Heathrow loses crown as Europe’s busiest airport to Paris

Oliver Gill
·3-min read
heathrow
heathrow

Boris Johnson has been urged "to wake up and smell the French roast" by Heathrow boss John Holland-Kaye after the airport was overtaken as Europe's busiest by Paris Charles de Gaulle for the first time.

The Prime Minister's failure to introduce a passenger testing regime has crushed any hopes of recovery in the embattled travel industry, with Heathrow's visitor numbers down 84pc in the third quarter compared to a year earlier as the London hub struggles against rivals across the Channel.

For the year to Sep 30, Heathrow welcomed 18.97m passengers, falling behind Charles de Gaulle's 19.27m. Amsterdam Schiphol had 17.6m passengers, while Frankfurt had 16.1m.

Mr Holland-Kaye said: "European countries have been much quicker at implementing testing regimes to get their aviation sectors moving again and now we’re seeing the consequences."

The London operator expects to host just 22.6m passengers this year and 37.1m in 2021, compared with June forecasts of 29.2m and 62.8m. Last year a total of 81m passengers passed through Heathrow.

Mr Holland-Kaye said: "Now is the time for the Government to wake up and smell the French roast. The UK needs to catch-up.

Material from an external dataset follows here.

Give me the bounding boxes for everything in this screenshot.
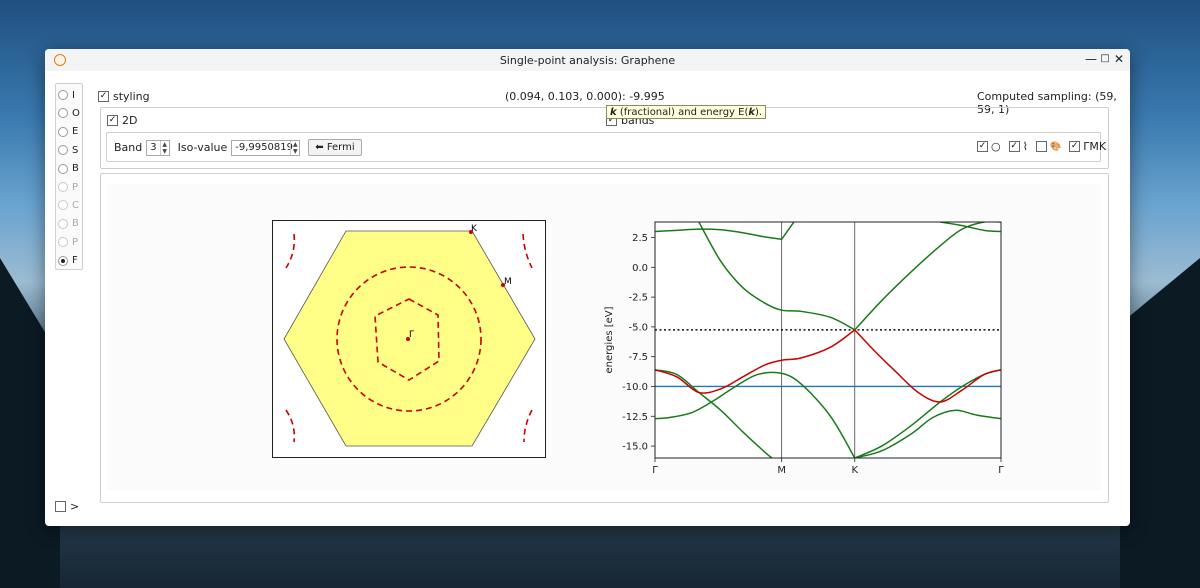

This island trading nation has great global ambitions for the years to come, but ministers need to make sure the country’s trading infrastructure isn’t being held back unnecessarily."

Grant Shapps, the Transport Secretary, is aiming to have a testing regime for passenger arrivals up and running by Dec 1.

This would only reduce a travel quarantine from high risk countries from 14 days to seven, rather than negate the need for any restrictions. Industry chiefs have said the quarantine rules are responsible for a continued collapse in traveller numbers, forcing them to axe tens of thousands of jobs. 

Restarting flights to North America is also crucial for Heathrow, a so-called "hub airport" where passengers from around the world change to connecting flights.

On Tuesday, experts warned that demand for transatlantic flights will not recover until at least 2026.

Mr Holland-Kaye said: "If the Government brings in pre-departure Covid testing and a pilot air bridge to the US soon, the UK will be able to get ahead again and make global Britain a reality."

The fall in passenger numbers sent Heathrow's pre-tax losses surging to £1.5bn for the nine months to September, compared with a £76m loss for the same period last year. Revenues in the third quarter fell by almost three quarters to £239m.

Heathrow is embroiled in a row with aviation regulators over its request to increase charges levied on airlines by £1.7bn to cover Covid losses. 

The Civil Aviation Authority compared the financial plight facing the airport, which owes debtors £17bn, to that of Railtrack, the former FTSE 100 rail infrastructure firm that imploded in 2001 and was nationalised. 

The comparison was contained in a CAA rejection of the airport charge increase. 

Heathrow finance chief Javier Echave said on Sunday that the CAA's stance sent a "terrible" message to foreign investors, and added it is entitled to pass on the costs.   

On Monday, the CAA wrote to Heathrow to express "significant disappointment" at Mr Echave's remarks.